ちょっと、「システムはなぜダウンするのか」という本を図書館で借りてみました。
そこで、すごくびっくりしたのが、下記のような構成図らしきものが多数記述があるのです。

説明をよめば、決して間違いとはいえないかも・・・
とは思えるものの、
「WEBサーバの同時接続数×WEBサーバの台数」
が、「同時要求データ件数」である。
とあります。
おいおい、これを書いている人はWEBサーバがどの程度、同時接続可能なのか?知っているのかい?
たいていは、APPサーバ1台の方が同時に裁ける件数はすくないのですよ。
といいたくなります。
また、APPサーバは、リクエストを待ち行列に加えるとある。
確かに待ち行列に加えるとあるが、そのリクエストにタイムアウトがあるのだよ。
いったいクライアントはいつまで待ってくれる前提で書かれているのか・・・
そして、実際私は、この構成をしたために、ダウンしたシステムを何度見たことか。
(両手の指では数え切れないくらいはあります。
そのたびに、ひたすらApacheの接続数とプロセスのプール数を少なくしてきました。)
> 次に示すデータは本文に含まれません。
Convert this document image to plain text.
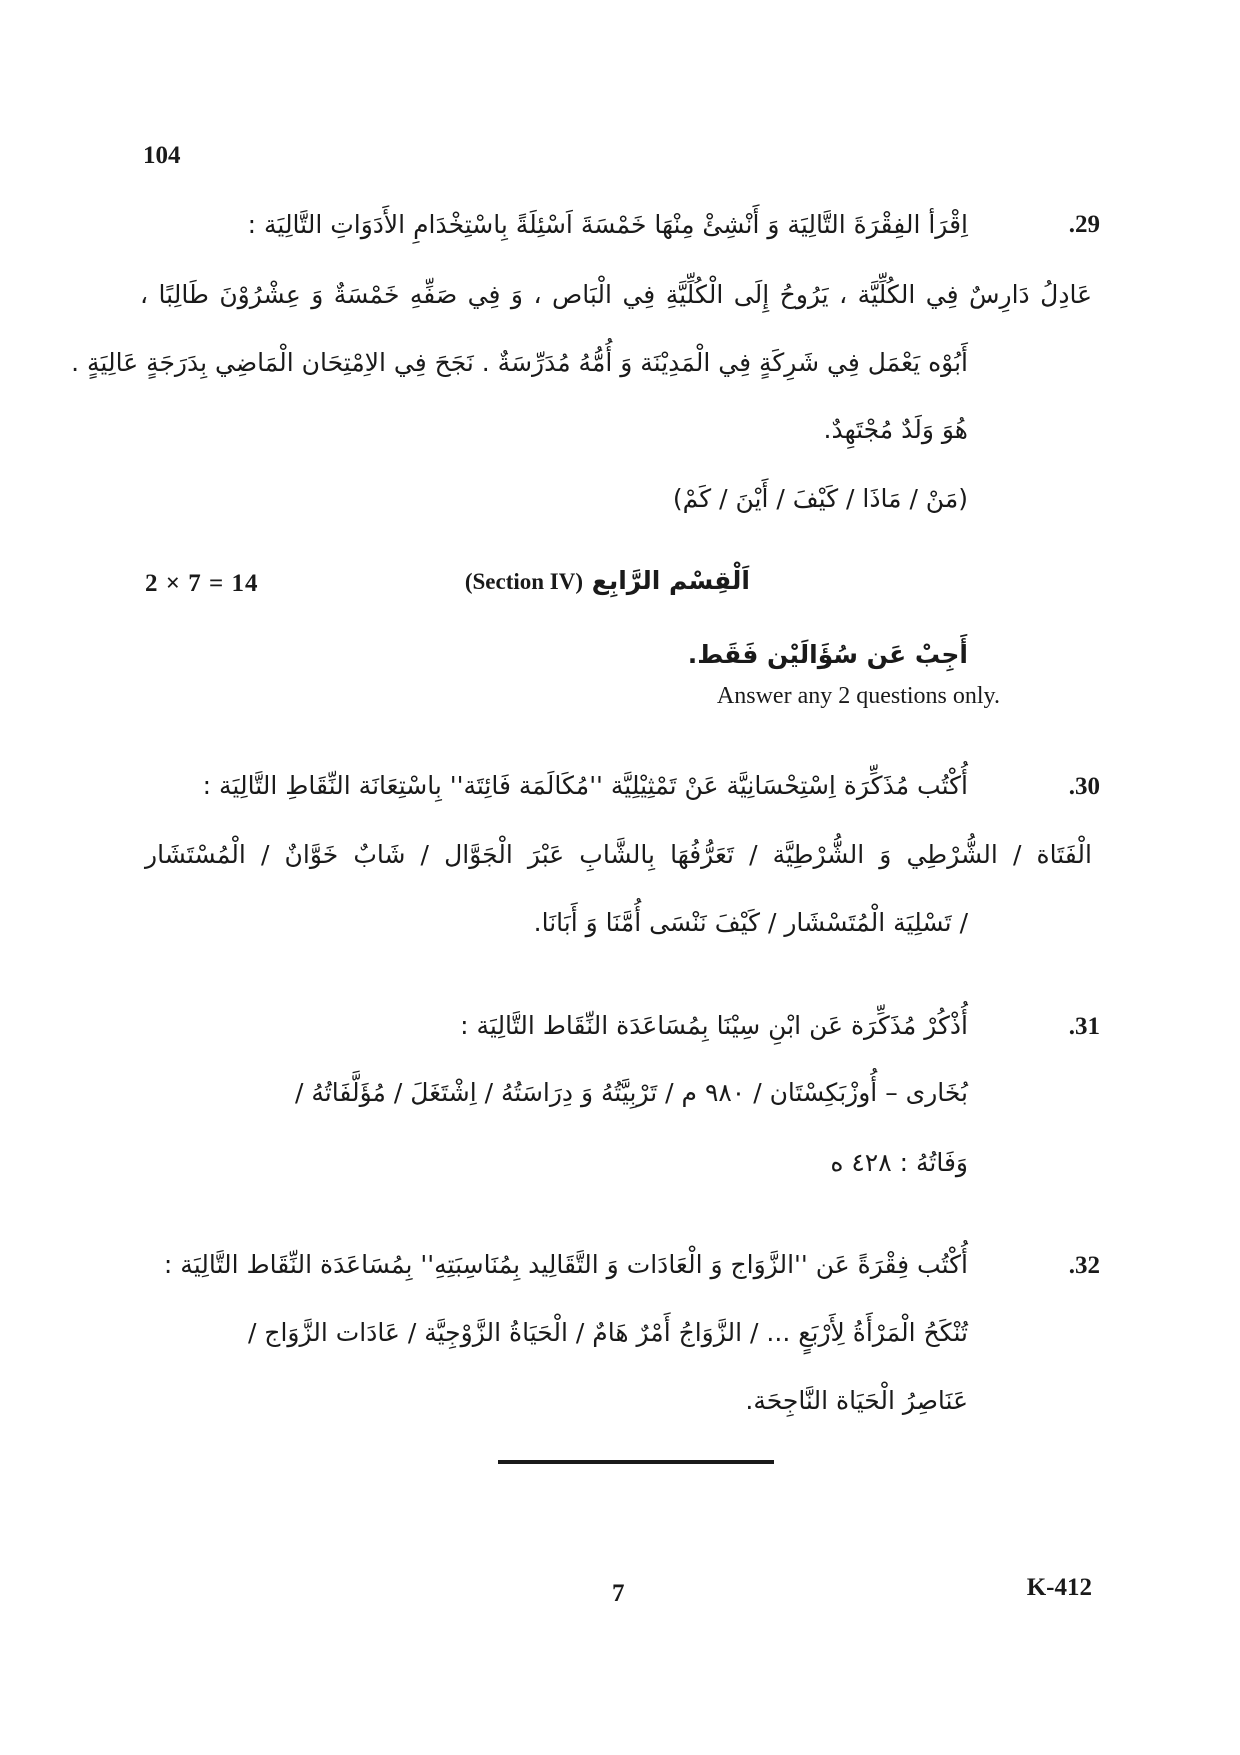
104
.29
اِقْرَأ الفِقْرَةَ التَّالِيَة وَ أَنْشِئْ مِنْهَا خَمْسَةَ اَسْئِلَةً بِاسْتِخْدَامِ الأَدَوَاتِ التَّالِيَة :
عَادِلُ دَارِسٌ فِي الكُلِّيَّة ، يَرُوحُ إِلَى الْكُلِّيَّةِ فِي الْبَاص ، وَ فِي صَفِّهِ خَمْسَةٌ وَ عِشْرُوْنَ طَالِبًا ،
أَبُوْه يَعْمَل فِي شَرِكَةٍ فِي الْمَدِيْنَة وَ أُمُّهُ مُدَرِّسَةٌ . نَجَحَ فِي الاِمْتِحَان الْمَاضِي بِدَرَجَةٍ عَالِيَةٍ .
هُوَ وَلَدٌ مُجْتَهِدٌ.
(مَنْ / مَاذَا / كَيْفَ / أَيْنَ / كَمْ)
2 × 7 = 14	اَلْقِسْم الرَّابِع (Section IV)
أَجِبْ عَن سُؤَالَيْن فَقَط.
Answer any 2 questions only.
.30
أُكْتُب مُذَكِّرَة اِسْتِحْسَانِيَّة عَنْ تَمْثِيْلِيَّة ''مُكَالَمَة فَائِتَة'' بِاسْتِعَانَة النِّقَاطِ التَّالِيَة :
الْفَتَاة / الشُّرْطِي وَ الشُّرْطِيَّة / تَعَرُّفُهَا بِالشَّابِ عَبْرَ الْجَوَّال / شَابٌ خَوَّانٌ / الْمُسْتَشَار
/ تَسْلِيَة الْمُتَسْشَار / كَيْفَ نَنْسَى أُمَّنَا وَ أَبَانَا.
.31
أُذْكُرْ مُذَكِّرَة عَن ابْنِ سِيْنَا بِمُسَاعَدَة النِّقَاط التَّالِيَة :
بُخَارى – أُوزْبَكِسْتَان / ٩٨٠ م / تَرْبِيَّتُهُ وَ دِرَاسَتُهُ / اِشْتَغَلَ / مُؤَلَّفَاتُهُ /
وَفَاتُهُ : ٤٢٨ ه
.32
أُكْتُب فِقْرَةً عَن ''الزَّوَاج وَ الْعَادَات وَ التَّقَالِيد بِمُنَاسِبَتِهِ'' بِمُسَاعَدَة النِّقَاط التَّالِيَة :
تُنْكَحُ الْمَرْأَةُ لِأَرْبَعٍ ... / الزَّوَاجُ أَمْرٌ هَامٌ / الْحَيَاةُ الزَّوْجِيَّة / عَادَات الزَّوَاج /
عَنَاصِرُ الْحَيَاة النَّاجِحَة.
7	K-412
たいていのWEB+DBのシステムではWEBサーバが一番少なくていいはずである。
なぜなら、一番処理が軽いのですから。
これは、システムに限らず、私たちの身の回りでもこのノウハウは使われている。
たとえば、レストランを想像すればよい。
通常のWEB+DBのシステムでは、
WEBサーバはレストランの入り口だとおもえばよい。
もっとも、負荷がかるいところである。
でも、なぜか、その入り口で人が待ってはいないだろうか?
これは、わざと待たせているのである。
テーブルがあいているじゃないか?
と思うこともあるだろう。
でも、テーブルにすわって、注文を受けたら2時間待たされた。ということはほとんど無いはずである。
(これがあったら、私はそうとう頭にくるし、多くの人がそう思うだろう。)
でも、入り口で2時間くらい待たせるときはある。
(一応、その説明は店員からうけるが・・・)
そして、テーブルに座ったら、込んでいても、すいていても、全体の待ち時間を含めて考慮すれば、
体感的にそれほど変わらないはずである。
それに、入り口が最大のボトルネックのシステムなんて、
設計も非常に楽だろう。
途中が一番重いから、負荷に対する処理の設計が難しく、そして、トラブルが起きやすいのである。
といっても、サーバだけを見ている人が入り口を狭めるという英断はし難いだろう。
教科書的な本にも、WEBサーバが一番多く描かれているし、
そして、なにより、APPサーバが満足に動くようにWEBサーバの接続で問題を起こさせるわけになるのだが、
そこで責任問題が起きれば、サーバ管理者が責められる。
本当は、システムが急なアクセス増加(攻撃だってありえる)でも安全に動くようにしているにもかかわらず。
と、まあ、実は、システム設計の問題ではなく、
単に、責任問題で障害が起きている。
単一部署(責任者)がサーバもアプリも見ていれば、このような障害は起きにくく、
また、起きても、その間違いに気がつけば、次の爆発的なサービス的成功なくして、まず再発はない。
しかし、ハード屋さん、ソフト屋さん、みたいに分かれているところは、
そこら中でこの問題を発生させるのである。